Regulatory pathway: Establish Philippines FDA registration or import authorization for investigational use; adenosine is not currently marketed in the Philippines
Safety data (Blocking — DG001): Obtain and review Philippines-specific package insert warnings and contraindications before any safety pre-evaluation
MOA documentation (High — DG002): Formally document adenosine’s mechanism of action from DrugBank or peer-reviewed sources
Drug–drug interaction profile: No DDI data was identified; a formal DDI review is required, particularly for co-administration with antiarrhythmic agents (β-blockers, flecainide) commonly used in CPVT
Formulation strategy: Adenosine has an extremely short plasma half-life (~10 seconds IV); chronic CPVT management would require a novel delivery approach (e.g., slow-release formulation or use of a selective, orally bioavailable A1R agonist such as AGP100)

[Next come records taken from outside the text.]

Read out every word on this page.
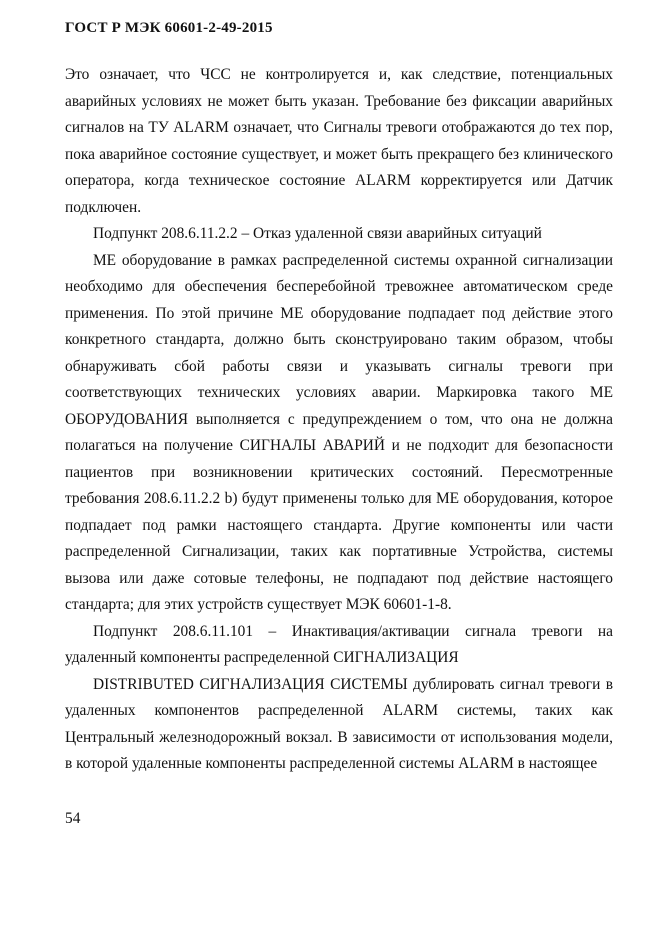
ГОСТ Р МЭК 60601-2-49-2015

Это означает, что ЧСС не контролируется и, как следствие, потенциальных аварийных условиях не может быть указан. Требование без фиксации аварийных сигналов на ТУ ALARM означает, что Сигналы тревоги отображаются до тех пор, пока аварийное состояние существует, и может быть прекращего без клинического оператора, когда техническое состояние ALARM корректируется или Датчик подключен.

Подпункт 208.6.11.2.2 – Отказ удаленной связи аварийных ситуаций

ME оборудование в рамках распределенной системы охранной сигнализации необходимо для обеспечения бесперебойной тревожнее автоматическом среде применения. По этой причине ME оборудование подпадает под действие этого конкретного стандарта, должно быть сконструировано таким образом, чтобы обнаруживать сбой работы связи и указывать сигналы тревоги при соответствующих технических условиях аварии. Маркировка такого ME ОБОРУДОВАНИЯ выполняется с предупреждением о том, что она не должна полагаться на получение СИГНАЛЫ АВАРИЙ и не подходит для безопасности пациентов при возникновении критических состояний. Пересмотренные требования 208.6.11.2.2 b) будут применены только для ME оборудования, которое подпадает под рамки настоящего стандарта. Другие компоненты или части распределенной Сигнализации, таких как портативные Устройства, системы вызова или даже сотовые телефоны, не подпадают под действие настоящего стандарта; для этих устройств существует МЭК 60601-1-8.

Подпункт 208.6.11.101 – Инактивация/активации сигнала тревоги на удаленный компоненты распределенной СИГНАЛИЗАЦИЯ

DISTRIBUTED СИГНАЛИЗАЦИЯ СИСТЕМЫ дублировать сигнал тревоги в удаленных компонентов распределенной ALARM системы, таких как Центральный железнодорожный вокзал. В зависимости от использования модели, в которой удаленные компоненты распределенной системы ALARM в настоящее

54
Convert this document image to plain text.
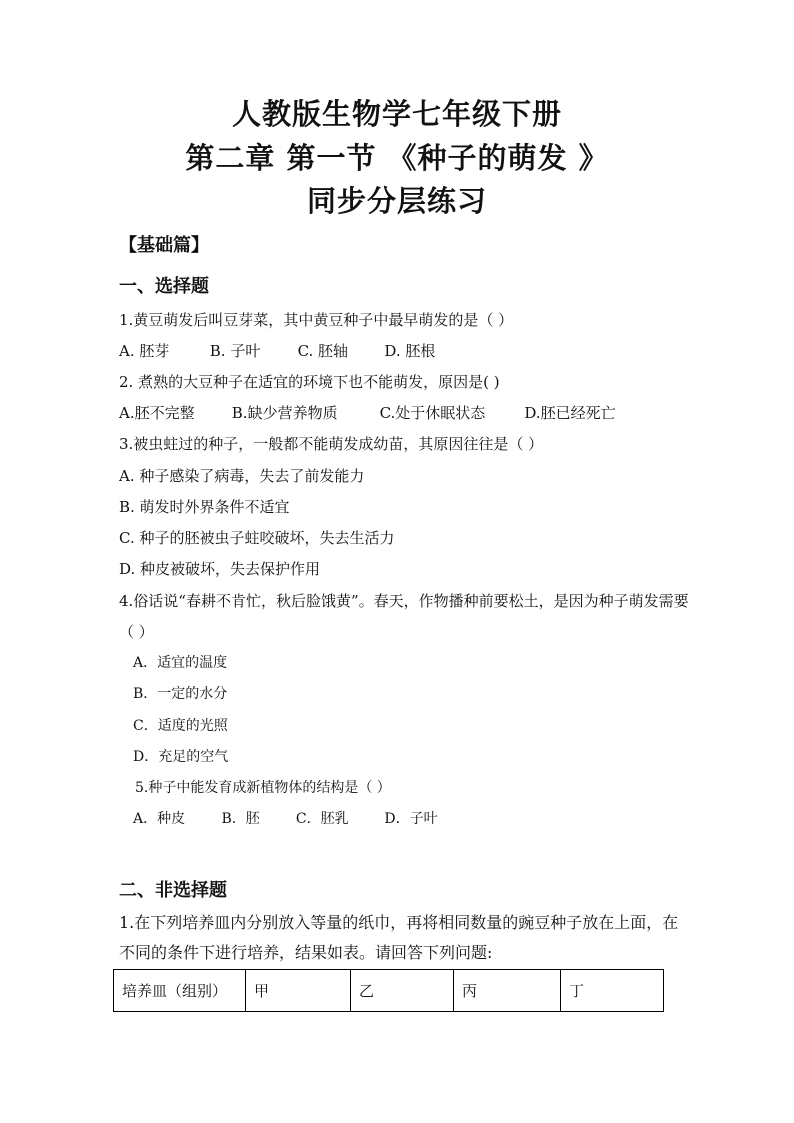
人教版生物学七年级下册
第二章 第一节 《种子的萌发 》
同步分层练习
【基础篇】
一、选择题
1.黄豆萌发后叫豆芽菜，其中黄豆种子中最早萌发的是（ ）
A. 胚芽	B. 子叶 C. 胚轴 D. 胚根
2. 煮熟的大豆种子在适宜的环境下也不能萌发，原因是( )
A.胚不完整 B.缺少营养物质	C.处于休眠状态	D.胚已经死亡
3.被虫蛀过的种子，一般都不能萌发成幼苗，其原因往往是（ ）
A. 种子感染了病毒，失去了前发能力
B. 萌发时外界条件不适宜
C. 种子的胚被虫子蛀咬破坏，失去生活力
D. 种皮被破坏，失去保护作用
4.俗话说“春耕不肯忙，秋后脸饿黄”。春天，作物播种前要松土，是因为种子萌发需要
（ ）
A．适宜的温度
B．一定的水分
C．适度的光照
D．充足的空气
5.种子中能发育成新植物体的结构是（ ）
A．种皮	B．胚	C．胚乳	D．子叶
二、非选择题
1.在下列培养皿内分别放入等量的纸巾，再将相同数量的豌豆种子放在上面，在
不同的条件下进行培养，结果如表。请回答下列问题:
培养皿（组别）	甲	乙	丙	丁
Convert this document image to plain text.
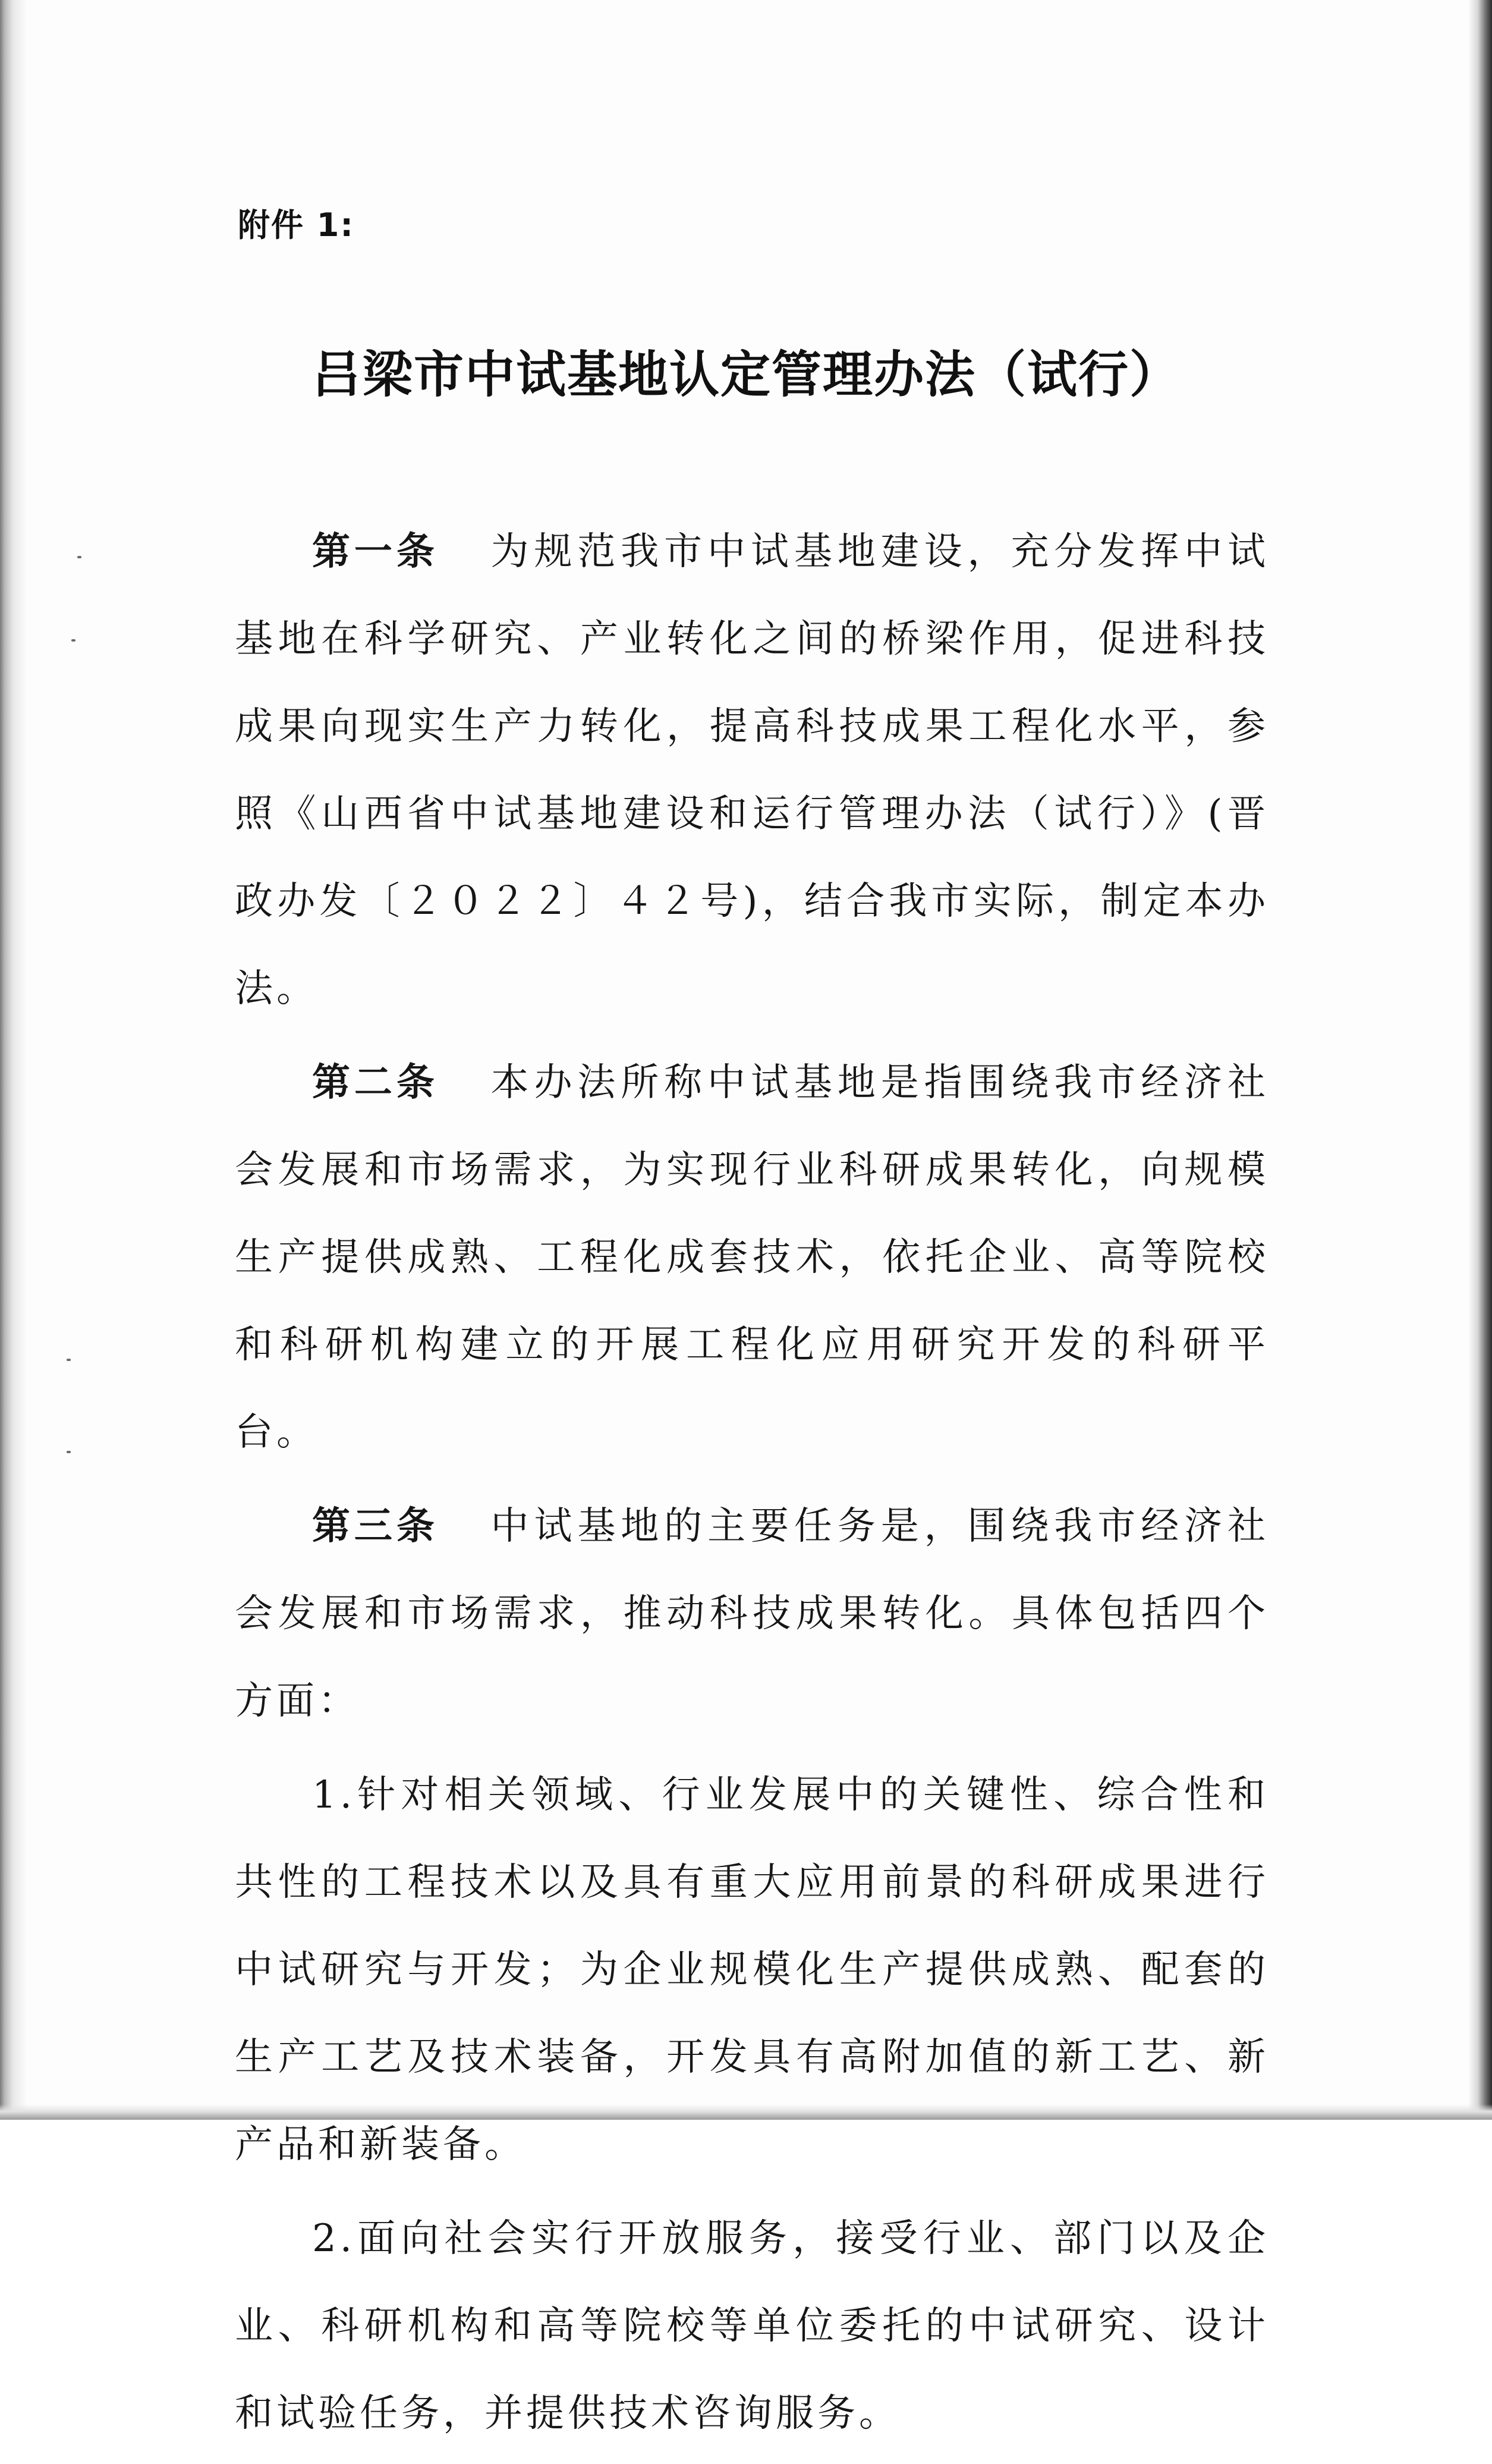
附件 1:
吕梁市中试基地认定管理办法（试行）

第一条 为规范我市中试基地建设，充分发挥中试基地在科学研究、产业转化之间的桥梁作用，促进科技成果向现实生产力转化，提高科技成果工程化水平，参照《山西省中试基地建设和运行管理办法（试行）》(晋政办发〔２０２２〕４２号)，结合我市实际，制定本办法。

第二条 本办法所称中试基地是指围绕我市经济社会发展和市场需求，为实现行业科研成果转化，向规模生产提供成熟、工程化成套技术，依托企业、高等院校和科研机构建立的开展工程化应用研究开发的科研平台。

第三条 中试基地的主要任务是，围绕我市经济社会发展和市场需求，推动科技成果转化。具体包括四个方面：

1.针对相关领域、行业发展中的关键性、综合性和共性的工程技术以及具有重大应用前景的科研成果进行中试研究与开发；为企业规模化生产提供成熟、配套的生产工艺及技术装备，开发具有高附加值的新工艺、新产品和新装备。

2.面向社会实行开放服务，接受行业、部门以及企业、科研机构和高等院校等单位委托的中试研究、设计和试验任务，并提供技术咨询服务。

Direct adenosine evidence: Design or identify a prospective protocol specifically evaluating adenosine (not just adenosine receptor agonists) in a CPVT-relevant efficacy endpoint, building on the AGP100 trial design and the ATP case report as scientific precedent
Await AGP100 Phase 2a results (NCT07263139): Results from this trial (expected 2027) will substantially strengthen or weaken the case for adenosine in CPVT, and should be a formal go/no-go decision trigger
Disclaimer

This content is for research purposes only and does not constitute medical advice. Clinical validation is required before any clinical application.